Projections for the rest of the Affordable Care Act have a much firmer foundation. When it comes to the purchase of regular insurance, and how various inducements affect people, we have decades of data – from employers, from states running Medicaid programs, and so on. Plus we have the experience of Massachusetts, which has implemented a very similar scheme for expanding coverage. (The best models include data from Massachusetts, as a matter of fact.)

But if the CLASS Act had a potentially fatal design flaw, shouldn’t we assume the Affordable Care Act has the same one? No – precisely the opposite is true. The sustainability of CLASS would not have been in such question if everybody had to sign up for it. In other words, if long-term care insurance were subject to an individual mandate, old and sick people would not have been the only people enrolling. 

Of course, the rest of the Affordable Care Act has such a requirement, as conservatives like Thune know better than anybody. And that raises an interesting question.

We know conservatives don’t like universal health insurance if it means government coverage. We know conservatives don’t like universal health insurance if it means a private coverage with a mandate. And, based on their reaction to CLASS, we know conservatives don’t like universal health insurance if it means a private coverage without a mandate.

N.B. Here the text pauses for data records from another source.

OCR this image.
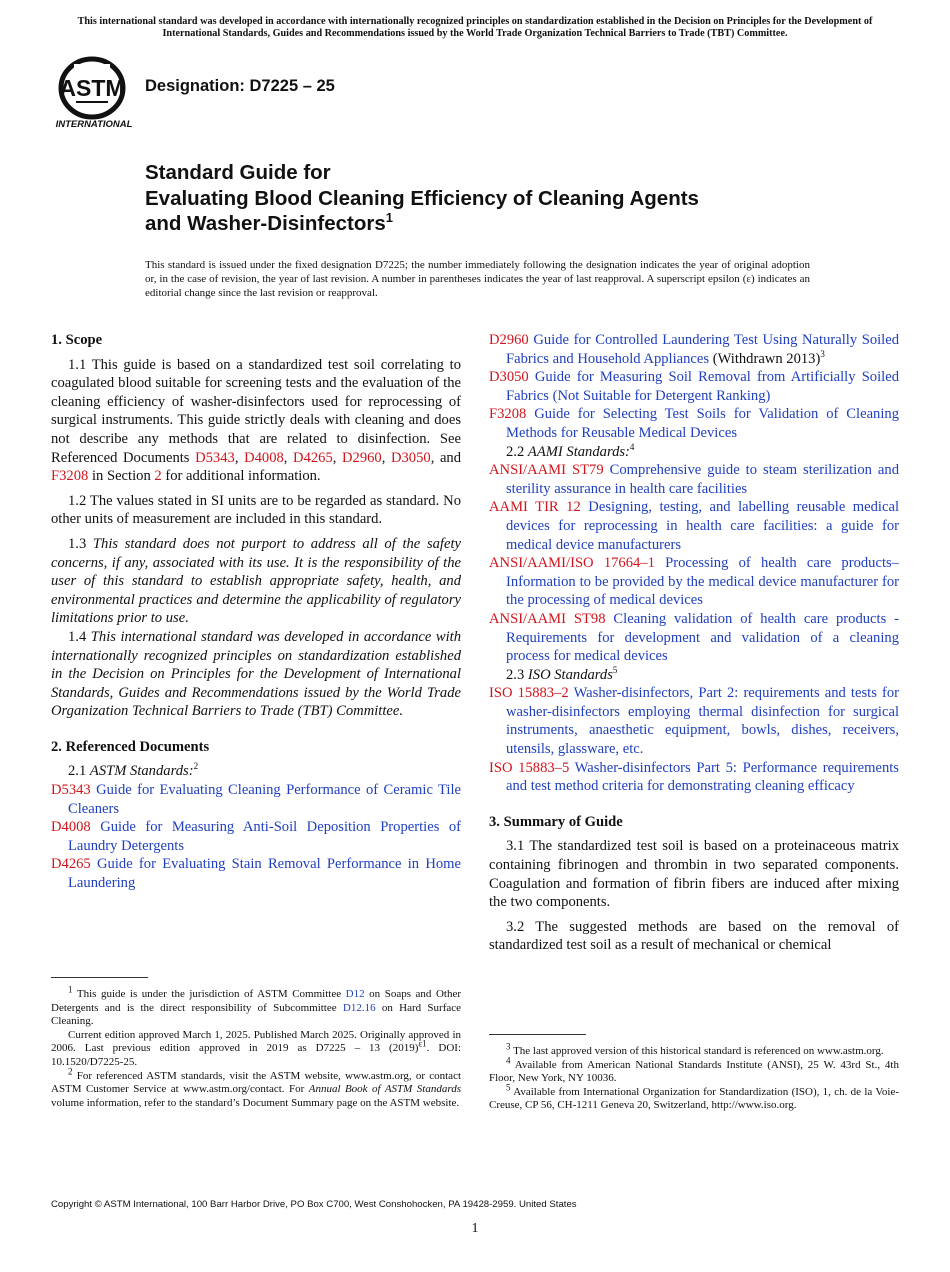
This international standard was developed in accordance with internationally recognized principles on standardization established in the Decision on Principles for the Development of International Standards, Guides and Recommendations issued by the World Trade Organization Technical Barriers to Trade (TBT) Committee.
ASTM
INTERNATIONAL
Designation: D7225 – 25
Standard Guide for
Evaluating Blood Cleaning Efficiency of Cleaning Agents
and Washer-Disinfectors$^1$
This standard is issued under the fixed designation D7225; the number immediately following the designation indicates the year of original adoption or, in the case of revision, the year of last revision. A number in parentheses indicates the year of last reapproval. A superscript epsilon (ε) indicates an editorial change since the last revision or reapproval.

1. Scope

1.1 This guide is based on a standardized test soil correlating to coagulated blood suitable for screening tests and the evaluation of the cleaning efficiency of washer-disinfectors used for reprocessing of surgical instruments. This guide strictly deals with cleaning and does not describe any methods that are related to disinfection. See Referenced Documents D5343, D4008, D4265, D2960, D3050, and F3208 in Section 2 for additional information.

1.2 The values stated in SI units are to be regarded as standard. No other units of measurement are included in this standard.

1.3 This standard does not purport to address all of the safety concerns, if any, associated with its use. It is the responsibility of the user of this standard to establish appropriate safety, health, and environmental practices and determine the applicability of regulatory limitations prior to use.

1.4 This international standard was developed in accordance with internationally recognized principles on standardization established in the Decision on Principles for the Development of International Standards, Guides and Recommendations issued by the World Trade Organization Technical Barriers to Trade (TBT) Committee.

2. Referenced Documents

2.1 ASTM Standards:$^2$

D5343 Guide for Evaluating Cleaning Performance of Ceramic Tile Cleaners

D4008 Guide for Measuring Anti-Soil Deposition Properties of Laundry Detergents

D4265 Guide for Evaluating Stain Removal Performance in Home Laundering

$^1$ This guide is under the jurisdiction of ASTM Committee D12 on Soaps and Other Detergents and is the direct responsibility of Subcommittee D12.16 on Hard Surface Cleaning.

Current edition approved March 1, 2025. Published March 2025. Originally approved in 2006. Last previous edition approved in 2019 as D7225 – 13 $(2019)^{\varepsilon 1}$. DOI: 10.1520/D7225-25.

$^2$ For referenced ASTM standards, visit the ASTM website, www.astm.org, or contact ASTM Customer Service at www.astm.org/contact. For Annual Book of ASTM Standards volume information, refer to the standard’s Document Summary page on the ASTM website.

D2960 Guide for Controlled Laundering Test Using Naturally Soiled Fabrics and Household Appliances (Withdrawn 2013)$^3$

D3050 Guide for Measuring Soil Removal from Artificially Soiled Fabrics (Not Suitable for Detergent Ranking)

F3208 Guide for Selecting Test Soils for Validation of Cleaning Methods for Reusable Medical Devices

2.2 AAMI Standards:$^4$

ANSI/AAMI ST79 Comprehensive guide to steam sterilization and sterility assurance in health care facilities

AAMI TIR 12 Designing, testing, and labelling reusable medical devices for reprocessing in health care facilities: a guide for medical device manufacturers

ANSI/AAMI/ISO 17664–1 Processing of health care products–Information to be provided by the medical device manufacturer for the processing of medical devices

ANSI/AAMI ST98 Cleaning validation of health care products - Requirements for development and validation of a cleaning process for medical devices

2.3 ISO Standards$^5$

ISO 15883–2 Washer-disinfectors, Part 2: requirements and tests for washer-disinfectors employing thermal disinfection for surgical instruments, anaesthetic equipment, bowls, dishes, receivers, utensils, glassware, etc.

ISO 15883–5 Washer-disinfectors Part 5: Performance requirements and test method criteria for demonstrating cleaning efficacy

3. Summary of Guide

3.1 The standardized test soil is based on a proteinaceous matrix containing fibrinogen and thrombin in two separated components. Coagulation and formation of fibrin fibers are induced after mixing the two components.

3.2 The suggested methods are based on the removal of standardized test soil as a result of mechanical or chemical

$^3$ The last approved version of this historical standard is referenced on www.astm.org.

$^4$ Available from American National Standards Institute (ANSI), 25 W. 43rd St., 4th Floor, New York, NY 10036.

$^5$ Available from International Organization for Standardization (ISO), 1, ch. de la Voie-Creuse, CP 56, CH-1211 Geneva 20, Switzerland, http://www.iso.org.

Copyright © ASTM International, 100 Barr Harbor Drive, PO Box C700, West Conshohocken, PA 19428-2959. United States
1
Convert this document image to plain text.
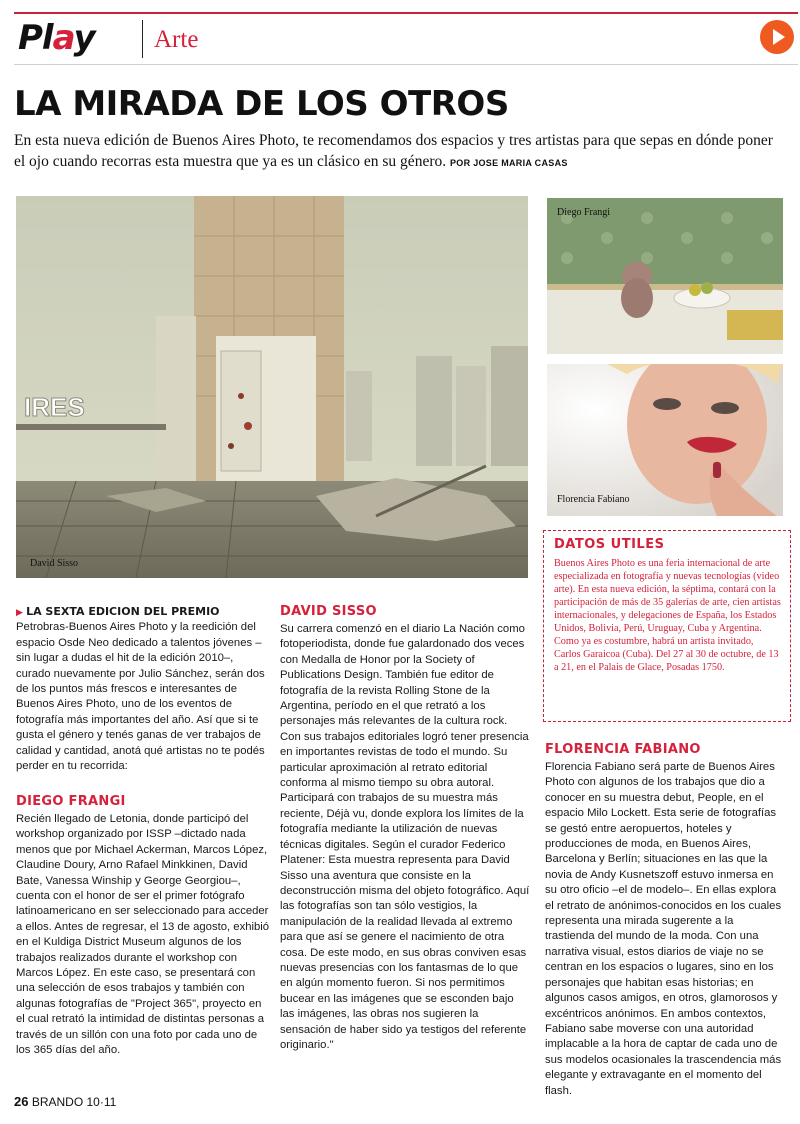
Play Arte
LA MIRADA DE LOS OTROS
En esta nueva edición de Buenos Aires Photo, te recomendamos dos espacios y tres artistas para que sepas en dónde poner el ojo cuando recorras esta muestra que ya es un clásico en su género. POR JOSE MARIA CASAS
IRES
David Sisso
Diego Frangi
Florencia Fabiano
DATOS UTILES
Buenos Aires Photo es una feria internacional de arte especializada en fotografía y nuevas tecnologías (video arte). En esta nueva edición, la séptima, contará con la participación de más de 35 galerías de arte, cien artistas internacionales, y delegaciones de España, los Estados Unidos, Bolivia, Perú, Uruguay, Cuba y Argentina. Como ya es costumbre, habrá un artista invitado, Carlos Garaicoa (Cuba). Del 27 al 30 de octubre, de 13 a 21, en el Palais de Glace, Posadas 1750.
▶ LA SEXTA EDICION DEL PREMIO Petrobras-Buenos Aires Photo y la reedición del espacio Osde Neo dedicado a talentos jóvenes –sin lugar a dudas el hit de la edición 2010–, curado nuevamente por Julio Sánchez, serán dos de los puntos más frescos e interesantes de Buenos Aires Photo, uno de los eventos de fotografía más importantes del año. Así que si te gusta el género y tenés ganas de ver trabajos de calidad y cantidad, anotá qué artistas no te podés perder en tu recorrida:
DIEGO FRANGI
Recién llegado de Letonia, donde participó del workshop organizado por ISSP –dictado nada menos que por Michael Ackerman, Marcos López, Claudine Doury, Arno Rafael Minkkinen, David Bate, Vanessa Winship y George Georgiou–, cuenta con el honor de ser el primer fotógrafo latinoamericano en ser seleccionado para acceder a ellos. Antes de regresar, el 13 de agosto, exhibió en el Kuldiga District Museum algunos de los trabajos realizados durante el workshop con Marcos López. En este caso, se presentará con una selección de esos trabajos y también con algunas fotografías de "Project 365", proyecto en el cual retrató la intimidad de distintas personas a través de un sillón con una foto por cada uno de los 365 días del año.
DAVID SISSO
Su carrera comenzó en el diario La Nación como fotoperiodista, donde fue galardonado dos veces con Medalla de Honor por la Society of Publications Design. También fue editor de fotografía de la revista Rolling Stone de la Argentina, período en el que retrató a los personajes más relevantes de la cultura rock. Con sus trabajos editoriales logró tener presencia en importantes revistas de todo el mundo. Su particular aproximación al retrato editorial conforma al mismo tiempo su obra autoral. Participará con trabajos de su muestra más reciente, Déjà vu, donde explora los límites de la fotografía mediante la utilización de nuevas técnicas digitales. Según el curador Federico Platener: Esta muestra representa para David Sisso una aventura que consiste en la deconstrucción misma del objeto fotográfico. Aquí las fotografías son tan sólo vestigios, la manipulación de la realidad llevada al extremo para que así se genere el nacimiento de otra cosa. De este modo, en sus obras conviven esas nuevas presencias con los fantasmas de lo que en algún momento fueron. Si nos permitimos bucear en las imágenes que se esconden bajo las imágenes, las obras nos sugieren la sensación de haber sido ya testigos del referente originario."
FLORENCIA FABIANO
Florencia Fabiano será parte de Buenos Aires Photo con algunos de los trabajos que dio a conocer en su muestra debut, People, en el espacio Milo Lockett. Esta serie de fotografías se gestó entre aeropuertos, hoteles y producciones de moda, en Buenos Aires, Barcelona y Berlín; situaciones en las que la novia de Andy Kusnetszoff estuvo inmersa en su otro oficio –el de modelo–. En ellas explora el retrato de anónimos-conocidos en los cuales representa una mirada sugerente a la trastienda del mundo de la moda. Con una narrativa visual, estos diarios de viaje no se centran en los espacios o lugares, sino en los personajes que habitan esas historias; en algunos casos amigos, en otros, glamorosos y excéntricos anónimos. En ambos contextos, Fabiano sabe moverse con una autoridad implacable a la hora de captar de cada uno de sus modelos ocasionales la trascendencia más elegante y extravagante en el momento del flash.
26 BRANDO 10·11
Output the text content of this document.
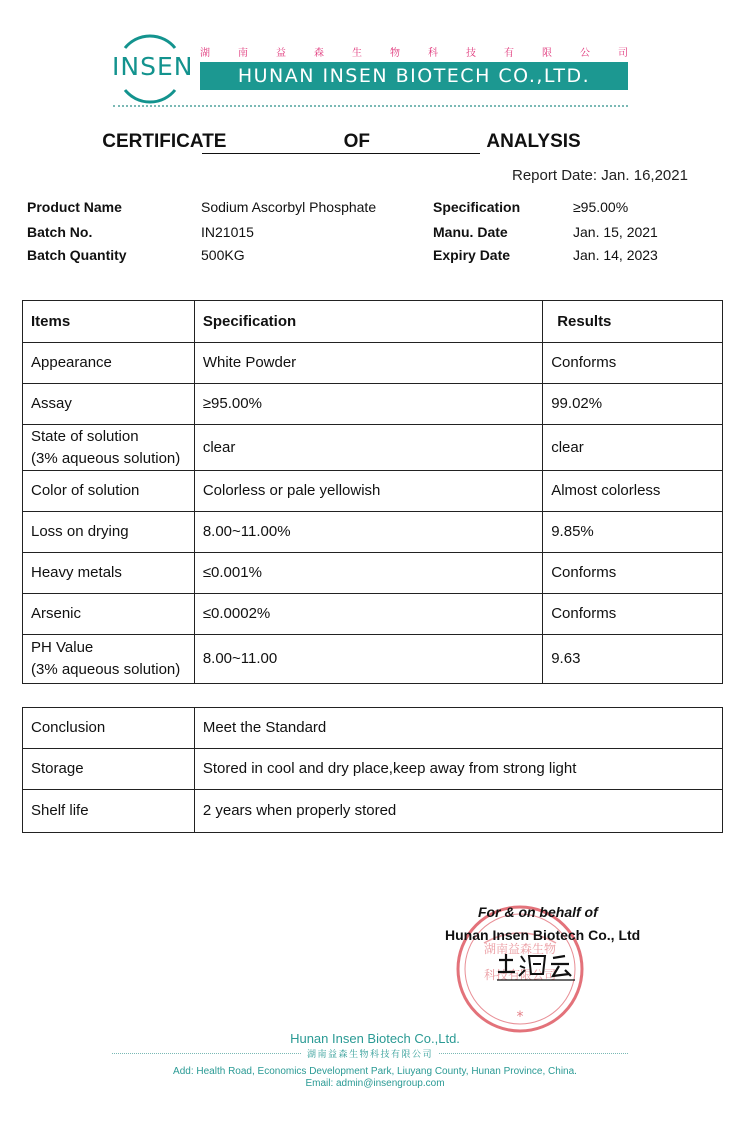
INSEN 湖	南	益	森	生	物	科	技	有	限	公	司
HUNAN INSEN BIOTECH CO.,LTD.
CERTIFICATE    OF    ANALYSIS
Report Date: Jan. 16,2021
Product Name	Sodium Ascorbyl Phosphate	Specification	≥95.00%
Batch No.	IN21015	Manu. Date	Jan. 15, 2021
Batch Quantity	500KG	Expiry Date	Jan. 14, 2023
Items	Specification	Results
Appearance	White Powder	Conforms
Assay	≥95.00%	99.02%

State of solution
(3% aqueous solution)	clear	clear
Color of solution	Colorless or pale yellowish	Almost colorless
Loss on drying	8.00~11.00%	9.85%
Heavy metals	≤0.001%	Conforms
Arsenic	≤0.0002%	Conforms

PH Value
(3% aqueous solution)	8.00~11.00	9.63
Conclusion	Meet the Standard
Storage	Stored in cool and dry place,keep away from strong light
Shelf life	2 years when properly stored
湖南益森生物
科技有限公司
*
For & on behalf of
Hunan Insen Biotech Co., Ltd
Hunan Insen Biotech Co.,Ltd.
湖南益森生物科技有限公司
Add: Health Road, Economics Development Park, Liuyang County, Hunan Province, China.
Email: admin@insengroup.com
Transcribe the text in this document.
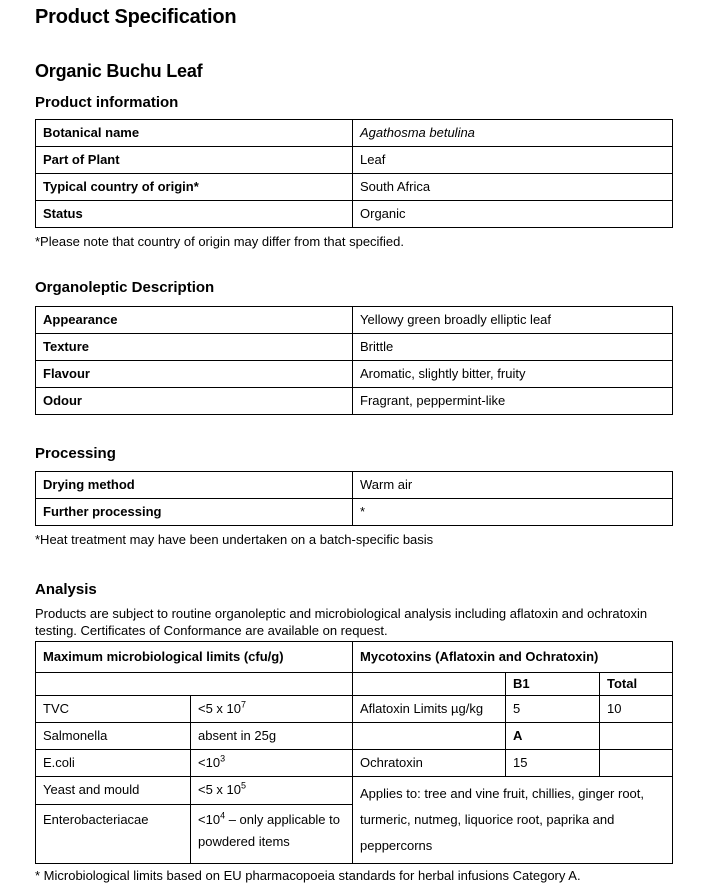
Product Specification
Organic Buchu Leaf
Product information
Botanical name	Agathosma betulina
Part of Plant	Leaf
Typical country of origin*	South Africa
Status	Organic
*Please note that country of origin may differ from that specified.
Organoleptic Description
Appearance	Yellowy green broadly elliptic leaf
Texture	Brittle
Flavour	Aromatic, slightly bitter, fruity
Odour	Fragrant, peppermint-like
Processing
Drying method	Warm air
Further processing	*
*Heat treatment may have been undertaken on a batch-specific basis
Analysis
Products are subject to routine organoleptic and microbiological analysis including aflatoxin and ochratoxin testing. Certificates of Conformance are available on request.
Maximum microbiological limits (cfu/g)		Mycotoxins (Aflatoxin and Ochratoxin)		
			B1	Total
TVC	<5 x $10^7$	Aflatoxin Limits µg/kg	5	10
Salmonella	absent in 25g		A	
E.coli	$<10^3$	Ochratoxin	15	
Yeast and mould	<5 x $10^5$	Applies to: tree and vine fruit, chillies, ginger root, turmeric, nutmeg, liquorice root, paprika and peppercorns		
Enterobacteriacae	$<10^4$ – only applicable to powdered items			
* Microbiological limits based on EU pharmacopoeia standards for herbal infusions Category A.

But if they don’t like any of those options, what’s left? Could it be that conservatives just don’t like universal health insurance at all?  That they simply don't believe it's possible or worthwhile to make sure everybody can pay their medical bills, the way every other developed country does?

It sure seems that way.

Update: I clarified the language in places, moved a few passages around, and added links to Gleckman and Kliff.